Pantau – Kejati DKI Jakarta menutup peluang bagi Mario Dandy Satriyo dan Shane Lukas Rotua Pangodian Lumbantoruan untuk diberikan penghentian penuntutan melalui restorative justice. Alasannya karena menyebabkan akibat langsung korban sampai saat ini tidak sadar/luka berat.
“Sehingga ancaman hukumannya lebih dari batas maksimal RJ, dan menjadikan penuntut umum untuk memberikan hukuman yang berat atas perbuatan yang sangat keji,” kata Kepala Seksi Penerangan Hukum Kejati DKI Ade Sofyansah melalui keterangan tertulis, Jumat (17/3/2023).

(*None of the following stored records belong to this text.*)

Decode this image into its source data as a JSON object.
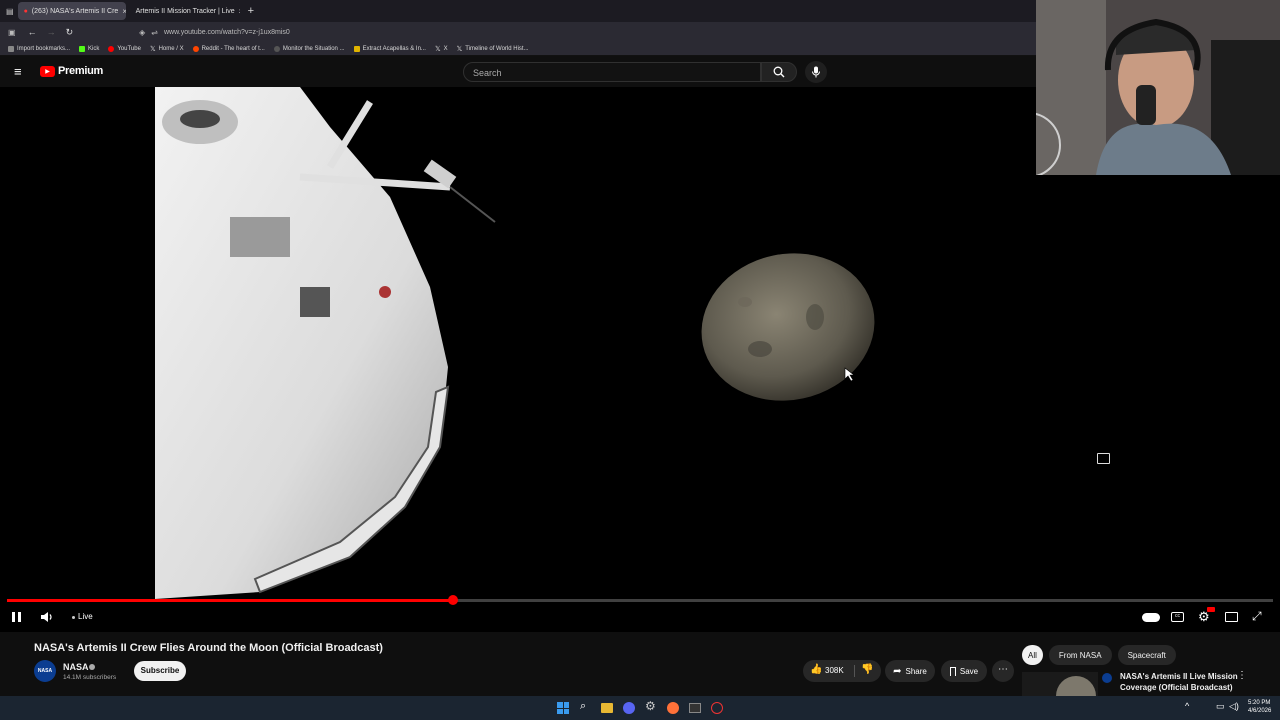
{
  "browser": {
    "tabs": [
      {
        "label": "(263) NASA's Artemis II Cre",
        "active": true
      },
      {
        "label": "Artemis II Mission Tracker | Live",
        "active": false
      }
    ],
    "url": "www.youtube.com/watch?v=z-j1ux8mis0",
    "bookmarks": [
      "Import bookmarks...",
      "Kick",
      "YouTube",
      "Home / X",
      "Reddit - The heart of t...",
      "Monitor the Situation ...",
      "Extract Acapellas & In...",
      "X",
      "Timeline of World Hist..."
    ]
  },
  "youtube": {
    "brand": "Premium",
    "search_placeholder": "Search"
  },
  "player": {
    "live_label": "Live",
    "progress_fraction": 0.352
  },
  "video": {
    "title": "NASA's Artemis II Crew Flies Around the Moon (Official Broadcast)",
    "channel": "NASA",
    "subscribers": "14.1M subscribers",
    "subscribe_label": "Subscribe",
    "likes": "308K",
    "share_label": "Share",
    "save_label": "Save"
  },
  "chips": [
    "All",
    "From NASA",
    "Spacecraft"
  ],
  "recommended": {
    "title_line1": "NASA's Artemis II Live Mission",
    "title_line2": "Coverage (Official Broadcast)"
  },
  "clock": {
    "time": "5:20 PM",
    "date": "4/6/2026"
  },
  "colors": {
    "accent": "#ff0000",
    "bg": "#0f0f0f"
  }
}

Ia menuturkan restorative justice hanya dapat dilaksanakan apabila ada pemberian maaf oleh korban atau keluarga.
“Jika tidak ada, otomatis tidak ada upaya restorative justice dalam tahap penuntutan,” kata Ade.
Pertimbangkan Masa Depan Anak
Terkait pernyataan Kajati DKI Jakarta Reda Manthovani yang memberikan peluang untuk memberikan diversi kepada Agnes yang berkonflik dengan hukum semata-mata hanya mempertimbangkan masa depan anak sebagaimana diatur dalam UU Perlindungan Anak.
Oleh karena perbuatan yang bersangkutan tidak secara langsung melakukan kekerasan terhadap korban.
“Namun, apabila korban dan keluarga tidak memberikan upaya damai khusus terhadap pelaku anak AG yang berkonflik dengan hukum, upaya restorative justice tidak akan dilakukan,” kata Ade.
Ungkapan Empati
Ia menambahkan kehadiran Kajati DKI Jakarta dan tim penuntut umum di rumah sakit semata-mata ungkapan rasa empati sebagai penegak hukum sekaligus memastikan bahwa perbuatan para terdakwa sangat layak untuk diberi hukuman yang berat.
Sebelumnya, Kepala Kejaksaan Tinggi DKI Jakarta, Reda Manthovani, menawarkan restorative justice dalam kasus penganiayaan yang dilakukan Mario Dandy Satrio kepada Cristalino David Ozora. Hal itu ia sampaikan usai menjenguk David di Rumah Sakit Mayapada semalam.
“Kami akan tetap tawarkan, masalah dilakukan RJ atau tidak itu tergantung para pihak, khususnya keluarga korban,” kata Reda.